Suzanne Harrington: Kneecap are Irishness come full circle

"They have also done what Peig Sayers and successive generations of Irish teachers never managed: they make you want to learn Irish..."
Amach anocht: Kneecap pictured at the IFTA 2024 Awards at the Dublin Royal Convention Centre. Pic: Brian McEvoy

Amach anocht: Kneecap pictured at the IFTA 2024 Awards at the Dublin Royal Convention Centre. Pic: Brian McEvoy

There’s a venue in London’s Kentish Town just north of Camden – an area once poor and Irish, now gentrified and unaffordable – that used to be an Irish dance hall. 

In the eighties it became a gig venue. Everyone from David Bowie to Nina Simone, Siouxsie to Oasis, Rory Gallagher to Justin Timberlake performed there over the years. 

Arriving in London in my teens, with the NME gig guide under my arm, I’d made a beeline for this place. Got regularly deafened inside its booming walls.

Decades later, I’m standing in the queue outside for the first time in years, surrounded by Irish accents. 

The 2,300 capacity venue is sold out, the place heaving with everyone from oldies like me to Gen Zs in Irish football strips emblazoned with An Phalaistin. 

Inside, a giant Palestinian flag is projected above the stage, with the words Free Palestine. People chant the words.

But it’s not a political rally – it’s Kneecap, already hoarse from five consecutive nights in Dublin. They come on, all craic about being in the belly of the beast, and unleash themselves at us. 

Thousands duly bounce up and down, roaring approval. The next day I am hoarse too, and aching from all the leaping about.
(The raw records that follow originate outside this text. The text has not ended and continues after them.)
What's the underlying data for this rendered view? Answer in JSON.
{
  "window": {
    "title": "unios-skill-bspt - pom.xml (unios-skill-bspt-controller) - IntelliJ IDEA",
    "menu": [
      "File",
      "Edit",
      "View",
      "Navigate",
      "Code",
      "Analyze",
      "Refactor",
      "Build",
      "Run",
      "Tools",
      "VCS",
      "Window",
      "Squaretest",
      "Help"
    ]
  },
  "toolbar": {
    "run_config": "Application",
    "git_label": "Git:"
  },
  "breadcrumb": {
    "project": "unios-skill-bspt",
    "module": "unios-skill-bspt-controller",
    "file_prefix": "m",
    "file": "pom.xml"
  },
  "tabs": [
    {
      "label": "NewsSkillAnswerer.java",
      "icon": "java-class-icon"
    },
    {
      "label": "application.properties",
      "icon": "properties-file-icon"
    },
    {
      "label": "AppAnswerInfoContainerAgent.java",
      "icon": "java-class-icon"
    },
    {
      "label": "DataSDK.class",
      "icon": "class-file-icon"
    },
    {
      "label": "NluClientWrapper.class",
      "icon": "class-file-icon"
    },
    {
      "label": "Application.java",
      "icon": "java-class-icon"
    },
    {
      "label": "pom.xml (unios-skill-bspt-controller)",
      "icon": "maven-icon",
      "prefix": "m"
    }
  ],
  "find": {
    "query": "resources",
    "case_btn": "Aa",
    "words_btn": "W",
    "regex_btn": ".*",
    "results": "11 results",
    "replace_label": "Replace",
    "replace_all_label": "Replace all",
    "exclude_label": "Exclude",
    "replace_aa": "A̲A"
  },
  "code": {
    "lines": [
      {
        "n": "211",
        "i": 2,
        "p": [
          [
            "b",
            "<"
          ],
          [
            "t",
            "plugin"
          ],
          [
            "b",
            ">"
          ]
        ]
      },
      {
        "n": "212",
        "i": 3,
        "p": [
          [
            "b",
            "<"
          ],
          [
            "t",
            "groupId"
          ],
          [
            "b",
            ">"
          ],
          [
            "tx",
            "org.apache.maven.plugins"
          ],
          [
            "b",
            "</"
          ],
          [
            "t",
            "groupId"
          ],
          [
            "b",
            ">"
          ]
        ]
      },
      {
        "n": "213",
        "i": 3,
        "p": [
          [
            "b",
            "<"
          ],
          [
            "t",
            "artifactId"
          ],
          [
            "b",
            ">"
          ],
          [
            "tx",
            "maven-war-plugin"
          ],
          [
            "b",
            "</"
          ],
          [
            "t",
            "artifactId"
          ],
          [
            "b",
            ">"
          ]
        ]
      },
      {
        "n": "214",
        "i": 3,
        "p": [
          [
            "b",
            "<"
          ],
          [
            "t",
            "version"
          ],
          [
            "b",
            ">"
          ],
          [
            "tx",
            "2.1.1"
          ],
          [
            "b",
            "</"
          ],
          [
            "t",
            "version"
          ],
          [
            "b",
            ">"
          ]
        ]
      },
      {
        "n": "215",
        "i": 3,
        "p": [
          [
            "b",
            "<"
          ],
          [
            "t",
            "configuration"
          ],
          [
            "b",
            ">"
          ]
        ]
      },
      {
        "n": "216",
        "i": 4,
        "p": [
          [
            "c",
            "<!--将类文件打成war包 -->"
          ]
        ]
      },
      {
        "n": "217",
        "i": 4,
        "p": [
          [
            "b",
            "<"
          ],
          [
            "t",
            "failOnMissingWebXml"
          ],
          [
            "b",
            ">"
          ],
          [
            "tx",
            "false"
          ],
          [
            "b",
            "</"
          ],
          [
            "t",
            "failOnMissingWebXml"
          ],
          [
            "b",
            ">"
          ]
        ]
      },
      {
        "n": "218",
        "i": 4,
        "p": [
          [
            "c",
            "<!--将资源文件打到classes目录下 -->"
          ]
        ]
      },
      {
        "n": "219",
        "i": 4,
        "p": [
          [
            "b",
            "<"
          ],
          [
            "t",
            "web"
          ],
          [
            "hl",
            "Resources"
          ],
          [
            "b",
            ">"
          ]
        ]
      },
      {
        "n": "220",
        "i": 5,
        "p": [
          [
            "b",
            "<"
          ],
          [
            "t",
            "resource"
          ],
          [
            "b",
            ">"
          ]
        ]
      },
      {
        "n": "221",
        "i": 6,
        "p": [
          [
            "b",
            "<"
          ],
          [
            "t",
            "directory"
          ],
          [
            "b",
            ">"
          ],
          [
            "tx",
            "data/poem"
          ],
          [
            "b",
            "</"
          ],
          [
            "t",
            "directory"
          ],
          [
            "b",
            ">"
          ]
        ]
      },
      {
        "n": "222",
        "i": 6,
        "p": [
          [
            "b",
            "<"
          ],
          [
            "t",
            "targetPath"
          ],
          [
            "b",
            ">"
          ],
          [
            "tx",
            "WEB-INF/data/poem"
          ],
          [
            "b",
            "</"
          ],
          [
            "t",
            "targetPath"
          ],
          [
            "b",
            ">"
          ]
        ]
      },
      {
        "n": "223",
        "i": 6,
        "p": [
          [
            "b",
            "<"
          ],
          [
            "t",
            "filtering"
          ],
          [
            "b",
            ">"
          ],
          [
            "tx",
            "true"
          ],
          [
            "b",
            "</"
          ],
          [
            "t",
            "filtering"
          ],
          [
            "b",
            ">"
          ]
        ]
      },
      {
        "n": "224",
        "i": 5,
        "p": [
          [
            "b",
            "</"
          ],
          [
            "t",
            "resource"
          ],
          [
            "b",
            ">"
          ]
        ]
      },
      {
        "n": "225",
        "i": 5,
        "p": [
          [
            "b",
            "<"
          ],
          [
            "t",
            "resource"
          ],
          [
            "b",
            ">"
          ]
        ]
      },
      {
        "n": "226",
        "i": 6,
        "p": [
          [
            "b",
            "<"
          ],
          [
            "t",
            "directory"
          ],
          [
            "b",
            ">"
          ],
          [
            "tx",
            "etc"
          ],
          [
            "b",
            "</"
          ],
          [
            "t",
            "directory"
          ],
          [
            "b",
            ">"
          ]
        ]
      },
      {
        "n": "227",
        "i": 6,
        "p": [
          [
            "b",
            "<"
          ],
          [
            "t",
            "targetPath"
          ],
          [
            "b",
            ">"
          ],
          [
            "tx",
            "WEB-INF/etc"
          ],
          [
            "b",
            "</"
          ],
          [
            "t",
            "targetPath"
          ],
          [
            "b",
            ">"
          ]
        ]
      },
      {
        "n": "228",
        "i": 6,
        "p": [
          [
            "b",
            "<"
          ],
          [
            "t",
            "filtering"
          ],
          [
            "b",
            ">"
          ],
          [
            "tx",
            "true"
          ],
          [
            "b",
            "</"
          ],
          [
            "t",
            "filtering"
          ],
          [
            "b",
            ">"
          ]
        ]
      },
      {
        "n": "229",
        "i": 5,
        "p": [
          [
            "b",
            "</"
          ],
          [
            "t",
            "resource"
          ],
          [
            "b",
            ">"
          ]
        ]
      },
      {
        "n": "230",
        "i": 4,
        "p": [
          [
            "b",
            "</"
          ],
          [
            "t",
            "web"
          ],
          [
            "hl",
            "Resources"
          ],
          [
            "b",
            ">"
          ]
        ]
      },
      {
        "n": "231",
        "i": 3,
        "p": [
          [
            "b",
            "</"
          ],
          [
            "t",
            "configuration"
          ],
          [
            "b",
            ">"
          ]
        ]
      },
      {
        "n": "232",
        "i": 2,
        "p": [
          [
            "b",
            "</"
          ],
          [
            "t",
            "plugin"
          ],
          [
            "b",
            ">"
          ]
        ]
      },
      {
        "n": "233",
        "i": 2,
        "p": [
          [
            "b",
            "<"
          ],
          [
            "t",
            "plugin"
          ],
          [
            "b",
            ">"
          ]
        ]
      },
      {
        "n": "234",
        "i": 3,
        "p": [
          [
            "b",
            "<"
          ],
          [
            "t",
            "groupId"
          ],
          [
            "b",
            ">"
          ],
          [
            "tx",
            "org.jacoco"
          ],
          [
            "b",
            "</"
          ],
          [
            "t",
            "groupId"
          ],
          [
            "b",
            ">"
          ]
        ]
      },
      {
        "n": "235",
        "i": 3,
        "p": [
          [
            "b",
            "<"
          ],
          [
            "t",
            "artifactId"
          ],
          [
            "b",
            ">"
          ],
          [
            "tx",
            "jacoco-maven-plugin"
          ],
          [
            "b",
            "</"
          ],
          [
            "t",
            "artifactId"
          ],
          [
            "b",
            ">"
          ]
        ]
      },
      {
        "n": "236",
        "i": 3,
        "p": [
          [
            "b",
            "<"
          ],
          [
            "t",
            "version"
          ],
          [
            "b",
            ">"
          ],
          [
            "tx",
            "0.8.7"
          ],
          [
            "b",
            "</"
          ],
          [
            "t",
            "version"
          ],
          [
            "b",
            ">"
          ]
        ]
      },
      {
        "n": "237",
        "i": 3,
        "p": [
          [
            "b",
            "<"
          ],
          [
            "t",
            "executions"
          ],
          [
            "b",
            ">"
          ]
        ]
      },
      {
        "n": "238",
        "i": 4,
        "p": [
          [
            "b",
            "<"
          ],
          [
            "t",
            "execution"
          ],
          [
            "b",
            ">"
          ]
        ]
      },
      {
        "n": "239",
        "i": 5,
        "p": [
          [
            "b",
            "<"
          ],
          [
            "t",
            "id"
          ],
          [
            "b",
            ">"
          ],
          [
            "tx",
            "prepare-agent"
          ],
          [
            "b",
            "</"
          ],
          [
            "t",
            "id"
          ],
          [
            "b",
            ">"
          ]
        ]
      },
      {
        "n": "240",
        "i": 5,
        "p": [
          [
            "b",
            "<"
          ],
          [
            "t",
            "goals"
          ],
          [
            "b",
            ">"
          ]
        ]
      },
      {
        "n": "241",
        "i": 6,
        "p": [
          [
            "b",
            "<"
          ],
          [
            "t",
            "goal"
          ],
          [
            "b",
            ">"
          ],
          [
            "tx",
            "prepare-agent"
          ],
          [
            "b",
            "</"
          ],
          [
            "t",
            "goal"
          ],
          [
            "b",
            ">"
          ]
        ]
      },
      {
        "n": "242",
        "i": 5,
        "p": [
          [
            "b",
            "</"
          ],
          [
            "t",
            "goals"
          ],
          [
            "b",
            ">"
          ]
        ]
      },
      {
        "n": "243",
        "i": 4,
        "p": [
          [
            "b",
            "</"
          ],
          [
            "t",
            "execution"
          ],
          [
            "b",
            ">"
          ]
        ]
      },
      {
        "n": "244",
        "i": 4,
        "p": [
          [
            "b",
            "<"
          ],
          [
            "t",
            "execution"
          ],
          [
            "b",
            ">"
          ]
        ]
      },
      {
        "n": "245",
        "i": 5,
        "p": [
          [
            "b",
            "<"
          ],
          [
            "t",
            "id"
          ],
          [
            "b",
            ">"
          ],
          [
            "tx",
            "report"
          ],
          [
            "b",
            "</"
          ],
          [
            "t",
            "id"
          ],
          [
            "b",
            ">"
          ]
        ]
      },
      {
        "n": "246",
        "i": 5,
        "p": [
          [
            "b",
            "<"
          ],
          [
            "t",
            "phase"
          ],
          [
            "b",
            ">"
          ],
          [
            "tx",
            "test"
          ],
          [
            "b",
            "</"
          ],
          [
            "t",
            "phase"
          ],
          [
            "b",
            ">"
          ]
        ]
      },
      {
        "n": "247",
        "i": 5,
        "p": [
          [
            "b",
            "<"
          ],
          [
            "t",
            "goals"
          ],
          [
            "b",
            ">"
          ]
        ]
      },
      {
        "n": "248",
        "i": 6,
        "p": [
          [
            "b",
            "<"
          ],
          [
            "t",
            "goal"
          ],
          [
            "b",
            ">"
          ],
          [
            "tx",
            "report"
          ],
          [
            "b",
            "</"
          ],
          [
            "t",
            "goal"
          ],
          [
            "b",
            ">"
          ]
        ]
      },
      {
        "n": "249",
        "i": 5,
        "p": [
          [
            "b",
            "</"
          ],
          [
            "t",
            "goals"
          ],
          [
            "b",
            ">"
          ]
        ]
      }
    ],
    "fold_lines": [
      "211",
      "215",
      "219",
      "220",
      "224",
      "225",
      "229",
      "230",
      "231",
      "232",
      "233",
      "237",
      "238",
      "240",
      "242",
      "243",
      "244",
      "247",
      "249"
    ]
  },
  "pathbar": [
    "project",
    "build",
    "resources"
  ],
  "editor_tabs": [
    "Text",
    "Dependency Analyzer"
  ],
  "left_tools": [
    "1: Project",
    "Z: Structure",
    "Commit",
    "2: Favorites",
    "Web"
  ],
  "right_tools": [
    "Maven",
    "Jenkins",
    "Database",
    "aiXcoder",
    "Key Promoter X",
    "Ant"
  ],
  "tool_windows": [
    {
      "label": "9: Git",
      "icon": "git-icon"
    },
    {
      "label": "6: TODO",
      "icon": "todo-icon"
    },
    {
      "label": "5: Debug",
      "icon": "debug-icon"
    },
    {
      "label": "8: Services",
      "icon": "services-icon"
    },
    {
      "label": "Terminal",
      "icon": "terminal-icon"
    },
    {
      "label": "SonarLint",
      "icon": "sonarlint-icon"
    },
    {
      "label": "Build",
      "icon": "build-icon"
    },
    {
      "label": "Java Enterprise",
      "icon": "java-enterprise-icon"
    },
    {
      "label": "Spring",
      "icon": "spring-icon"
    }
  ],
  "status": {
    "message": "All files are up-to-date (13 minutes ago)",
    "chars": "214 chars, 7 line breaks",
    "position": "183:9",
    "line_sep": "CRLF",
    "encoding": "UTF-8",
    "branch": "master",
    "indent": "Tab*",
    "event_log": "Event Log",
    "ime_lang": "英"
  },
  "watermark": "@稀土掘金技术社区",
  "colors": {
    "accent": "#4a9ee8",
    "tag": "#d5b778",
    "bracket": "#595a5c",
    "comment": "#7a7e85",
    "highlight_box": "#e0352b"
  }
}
It’s not just the need for catharsis after the anxiety / horror of the American election. 

It’s the fact that these guys, young enough to be my kids and from a city in which I have never set foot, have made me prouder to be Irish than a billion bloated Bonos. They speak up, they call out.

They have also done what Peig Sayers and successive generations of Irish teachers never managed: they make you want to learn Irish, so you can understand everything they’re saying rather than just the English bits, as they launch themselves around the stage, irreverent and hilarious and furiousm and so on-point it makes your brain seize up.

Kneecap are Irishness come full circle, owning it, laughing at it, at themselves, at Britain (‘your land of stolen treasures’). 

To be part of a London crowd singing Get Your Brits Out and Fenian C**ts – at least, the English chorus (I got a D in Irish) – is an intensely political experience presented as hip-hop. 

They have taken intergenerational trauma, and turned it into clever, funny, raucousness. Irishness evolved.

Living in a country whose government is arming a genocide, yet whose media pretends it isn’t, is crazy-making; Anglo-American culture is so smothered in political hypocrisy and cognitive dissonance that you have to constantly remind yourself which way is up. 

To be amid a crowd that’s shouting about this is a relief. A comfort.

Not literally. Mo Chara and Moglai Bap are shouting from stage for the crowd to slam into each other, to part like the sea and then crash towards each other like human waves. 

I glance nervously at my middle-aged English friend, a Kneecap virgin; we retreat to higher ground.

There, a safe distance from the moshing youth, we shake our osteoporosis-prone bones and scream like banshees until the house lights blind us.